Influencer marketing is expected to account for a $10 billion industry by next year, but despite becoming an integral ingredient in today’s marketing mix, a gap exists between marketing and influencer camps that often makes collaboration difficult and could be holding back this booming practice’s potential, according to an annual study of marketers and influencers conducted by global communications firm Allison+Partners.

The MDC Partners unit’s report, which surveyed marketers and influencers across five different sectors, found that marketers often find themselves unable to successfully identify and choose which influencers to work with. Meanwhile, influencers reported being unable to adequately show the impact their efforts have on campaigns, while finding themselves under increased pressure to do so.

Allison+Partners Study of Marketers & Influencers

Moreover, the study found that only some marketers conduct testing with influencers to see what kinds of content and strategy work best to carry their message. And a majority of influencers reported that marketers generally request only reach, unique page views or monthly blog view data, even though many see the true value of their work in authentic post comments and interactions.

Finally, most influencers reported having a purely transactional relationship with marketers virtually devoid of collaboration, with influencers simply carrying out the directed task of the campaign regardless of outcome and expressing discomfort in voicing their opinions insofar as how that campaign or its content might be improved.
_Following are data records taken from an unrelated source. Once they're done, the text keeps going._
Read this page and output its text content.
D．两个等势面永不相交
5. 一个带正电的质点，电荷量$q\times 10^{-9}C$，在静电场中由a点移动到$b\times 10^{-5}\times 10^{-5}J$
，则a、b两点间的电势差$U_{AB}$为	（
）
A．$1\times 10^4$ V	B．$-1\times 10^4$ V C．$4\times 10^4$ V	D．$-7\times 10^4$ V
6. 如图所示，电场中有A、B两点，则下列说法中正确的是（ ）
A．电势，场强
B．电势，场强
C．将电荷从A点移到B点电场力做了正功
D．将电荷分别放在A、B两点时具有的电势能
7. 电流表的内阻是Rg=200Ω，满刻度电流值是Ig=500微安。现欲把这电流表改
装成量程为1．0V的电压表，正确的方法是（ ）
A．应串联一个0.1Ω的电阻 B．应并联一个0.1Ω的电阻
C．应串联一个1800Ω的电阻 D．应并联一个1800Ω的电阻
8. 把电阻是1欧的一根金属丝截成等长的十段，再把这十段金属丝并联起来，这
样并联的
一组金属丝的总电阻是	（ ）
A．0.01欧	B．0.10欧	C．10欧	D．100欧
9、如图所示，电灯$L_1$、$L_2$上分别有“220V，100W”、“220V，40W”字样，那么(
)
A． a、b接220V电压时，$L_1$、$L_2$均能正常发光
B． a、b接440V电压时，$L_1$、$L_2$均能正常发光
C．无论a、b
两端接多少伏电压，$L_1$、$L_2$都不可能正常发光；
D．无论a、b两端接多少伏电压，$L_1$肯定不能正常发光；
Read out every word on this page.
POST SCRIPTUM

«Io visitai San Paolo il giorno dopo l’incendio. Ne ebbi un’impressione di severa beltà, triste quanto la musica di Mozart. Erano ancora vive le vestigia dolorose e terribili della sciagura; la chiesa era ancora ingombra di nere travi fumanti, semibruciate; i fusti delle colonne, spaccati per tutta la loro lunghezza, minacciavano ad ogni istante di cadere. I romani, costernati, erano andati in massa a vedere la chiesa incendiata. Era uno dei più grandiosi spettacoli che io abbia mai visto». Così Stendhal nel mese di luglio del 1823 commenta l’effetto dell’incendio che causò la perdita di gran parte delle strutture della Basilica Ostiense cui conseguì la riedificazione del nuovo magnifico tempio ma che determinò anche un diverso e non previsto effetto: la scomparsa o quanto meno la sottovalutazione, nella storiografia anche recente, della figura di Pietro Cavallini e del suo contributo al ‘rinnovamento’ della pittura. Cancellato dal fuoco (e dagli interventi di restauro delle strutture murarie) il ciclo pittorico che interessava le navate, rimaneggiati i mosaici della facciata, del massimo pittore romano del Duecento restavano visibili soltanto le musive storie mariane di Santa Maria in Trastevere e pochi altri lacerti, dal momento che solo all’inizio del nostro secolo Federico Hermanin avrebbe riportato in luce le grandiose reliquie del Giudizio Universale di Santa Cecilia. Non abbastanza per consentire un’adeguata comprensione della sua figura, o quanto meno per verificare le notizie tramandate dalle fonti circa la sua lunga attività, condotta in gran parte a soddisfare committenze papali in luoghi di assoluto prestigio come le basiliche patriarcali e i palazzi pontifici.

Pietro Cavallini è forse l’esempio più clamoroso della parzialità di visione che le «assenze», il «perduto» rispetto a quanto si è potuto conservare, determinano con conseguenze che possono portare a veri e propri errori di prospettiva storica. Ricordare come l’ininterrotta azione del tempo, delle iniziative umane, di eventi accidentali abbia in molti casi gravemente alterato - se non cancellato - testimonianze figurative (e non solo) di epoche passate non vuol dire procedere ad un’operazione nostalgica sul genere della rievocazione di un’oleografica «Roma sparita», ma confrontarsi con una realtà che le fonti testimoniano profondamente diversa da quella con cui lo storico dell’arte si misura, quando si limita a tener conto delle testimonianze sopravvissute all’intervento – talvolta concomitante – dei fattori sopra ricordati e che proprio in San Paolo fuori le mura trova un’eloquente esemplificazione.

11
The study also identified increased marketing budget scrutiny, arbitrary pricing standards, potential commoditization among a growing influencer pool that could devalue price and perceived value, privacy issues and tightened government regulations and reliance on third-party social platforms with varying algorithms and rules as additional challenges facing influencer marketing programs.

The report outlined three fundamental areas both marketers and influencers should address in bridging the divide between these two groups. These include a “maturity” effort in the influencer marketing world that employs a set of industry standards that better identifies campaign influencers and their authenticity, and optimizes overall influencer engagement; improved collaboration, testing and planning that provides solutions and best practices for influencer strategies and partnerships; and formulating an improved measurement structure, where the gathering and storing of data on both sides provides better metrics to report on benchmarks and value.

Allison+Partners’ fifth annual Influence Impact Report, titled “Unleashing Influencer Marketing and Realizing Its Full Potential,” interviewed more than 30 influencers that have engaged in a paid influencer program with a brand in the travel, consumer electronics, lifestyle, food or fashion/beauty sectors. It also interviewed 20 U.S. internal marketers with a manager title or above stationed at companies in one of these sectors, with company revenue of at least $50 million. The influencer panel was sourced by Allison+Partners and the marketer panel was provided by research company Qualtrics. Interviews were conducted in October.